# Time passes so fast



## Dal (Feb 25, 2007)

It is so hard to believe a year has passed since we had to say goodbye to our furbaby Sammy. He was our best friend and constant companion. Sammy left to soon at only 8.5 years old. Not a single day goes by that he is not thought about and missed.

I truely believe he brought Chase into our lives to help us share the love he taught us. I thing he is teaching many of his old tricks also as Chase is doing things I thought only Sammy would have ever done.

Thank you to the many supporters who helped us through a very hard time. Our online communities are amazing.

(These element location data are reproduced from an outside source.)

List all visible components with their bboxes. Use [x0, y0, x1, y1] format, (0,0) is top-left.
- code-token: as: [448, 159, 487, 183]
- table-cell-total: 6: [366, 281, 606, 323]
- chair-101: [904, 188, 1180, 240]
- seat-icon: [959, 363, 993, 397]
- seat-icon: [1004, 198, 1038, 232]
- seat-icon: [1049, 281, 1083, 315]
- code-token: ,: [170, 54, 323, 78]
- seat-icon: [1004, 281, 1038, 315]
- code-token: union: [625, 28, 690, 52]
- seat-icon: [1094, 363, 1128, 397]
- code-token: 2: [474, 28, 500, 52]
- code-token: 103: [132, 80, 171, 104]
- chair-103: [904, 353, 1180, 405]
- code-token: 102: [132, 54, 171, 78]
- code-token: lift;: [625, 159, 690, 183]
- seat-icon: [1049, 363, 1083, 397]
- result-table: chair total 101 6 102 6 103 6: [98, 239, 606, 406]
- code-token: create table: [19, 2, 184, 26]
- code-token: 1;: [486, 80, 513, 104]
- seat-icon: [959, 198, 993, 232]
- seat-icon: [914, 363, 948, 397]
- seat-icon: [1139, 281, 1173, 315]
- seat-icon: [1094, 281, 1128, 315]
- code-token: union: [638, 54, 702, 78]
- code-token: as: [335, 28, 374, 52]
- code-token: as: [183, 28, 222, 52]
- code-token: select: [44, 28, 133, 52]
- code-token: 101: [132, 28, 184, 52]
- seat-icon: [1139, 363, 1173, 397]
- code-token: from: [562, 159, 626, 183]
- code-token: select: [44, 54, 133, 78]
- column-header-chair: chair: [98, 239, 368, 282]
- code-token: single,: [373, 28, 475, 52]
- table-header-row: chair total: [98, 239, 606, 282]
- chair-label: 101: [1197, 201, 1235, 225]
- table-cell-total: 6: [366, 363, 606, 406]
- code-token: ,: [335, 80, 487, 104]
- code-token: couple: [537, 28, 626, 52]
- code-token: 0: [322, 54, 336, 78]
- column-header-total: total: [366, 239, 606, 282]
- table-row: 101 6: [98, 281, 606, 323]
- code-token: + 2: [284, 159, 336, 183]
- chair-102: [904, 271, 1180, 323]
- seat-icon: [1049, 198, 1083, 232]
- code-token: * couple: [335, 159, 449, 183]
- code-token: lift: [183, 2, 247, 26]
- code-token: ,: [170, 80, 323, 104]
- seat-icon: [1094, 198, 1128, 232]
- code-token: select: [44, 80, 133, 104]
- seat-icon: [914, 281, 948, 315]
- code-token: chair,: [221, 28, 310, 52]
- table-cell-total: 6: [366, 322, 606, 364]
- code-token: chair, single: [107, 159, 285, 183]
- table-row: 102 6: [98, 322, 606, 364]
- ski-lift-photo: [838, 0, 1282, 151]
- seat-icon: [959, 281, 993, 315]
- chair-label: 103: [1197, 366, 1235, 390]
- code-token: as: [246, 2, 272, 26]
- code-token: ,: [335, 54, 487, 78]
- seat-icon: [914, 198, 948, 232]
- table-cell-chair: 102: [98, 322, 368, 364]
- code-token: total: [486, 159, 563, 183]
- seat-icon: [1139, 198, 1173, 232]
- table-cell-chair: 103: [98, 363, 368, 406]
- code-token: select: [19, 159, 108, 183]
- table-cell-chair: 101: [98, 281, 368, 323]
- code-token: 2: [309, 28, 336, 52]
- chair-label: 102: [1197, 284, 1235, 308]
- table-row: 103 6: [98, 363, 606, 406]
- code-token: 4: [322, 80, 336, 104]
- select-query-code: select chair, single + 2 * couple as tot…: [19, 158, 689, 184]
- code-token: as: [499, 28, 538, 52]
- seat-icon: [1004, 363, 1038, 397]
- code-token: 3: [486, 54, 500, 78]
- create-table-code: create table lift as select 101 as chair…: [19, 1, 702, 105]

I have linked his tribute for those interested.

Sammy, we love you and miss you so much. I promise when the time is right, I will be there by your side.

http://members.myactv.net/~crxess//Logo/Sammy_Comp1.wmv


----------



## PeggyK (Apr 16, 2005)

Your tribute was wonderful-what a beautiful dog!! Obviously he was so loved by you-how lucky he was to have you.


----------



## KatzNK9 (Feb 27, 2007)

Thanks so much for sharing your wonderful tribute to a beautiful dog. It is obvious he was much loved & is sadly missed. I'm going to have to regain my composure now & go hug my pup.

I so sorry for your loss but I do hope your many happy memories bring a smile to you often.

{{{ Hugs to you }}}


----------



## Oaklys Dad (Dec 28, 2005)

Beautiful tribute to the life of Sammy. Obviously a well loved part of your family. I trust he will never be forgotten. Glad you opened your hearts to another golden soul mate.


----------



## Pilotsmom (Feb 2, 2007)

Oh, that was beautiful. My eyes are full of tears... Sammy was lucky to have you to love him... I am sorry for your loss.


----------



## Joe (Apr 9, 2005)

Absolutely beautiful tribute, but also very sad. Our Kia is 6 years old and I can't even think of losing her 


BTW. I saved your video also on our site, just in case that link you gave us goes down in the future. Here it is:
http://www.goldenretrieverforum.com/videos/Sammy.wmv


----------



## Ant (Feb 25, 2007)

That was quite a tribute and I think you can safely say YES to the question Mr. Clapton poses.


----------



## Hudson (May 18, 2005)

A beautiful tribute to a beautiful dog,...we all wish they could be with us for ever. Asha is 6 and I also cannot imagine life without her. My Jessie is still very much missed after 2 1/2 years.They bring so much and enrich our lives.


----------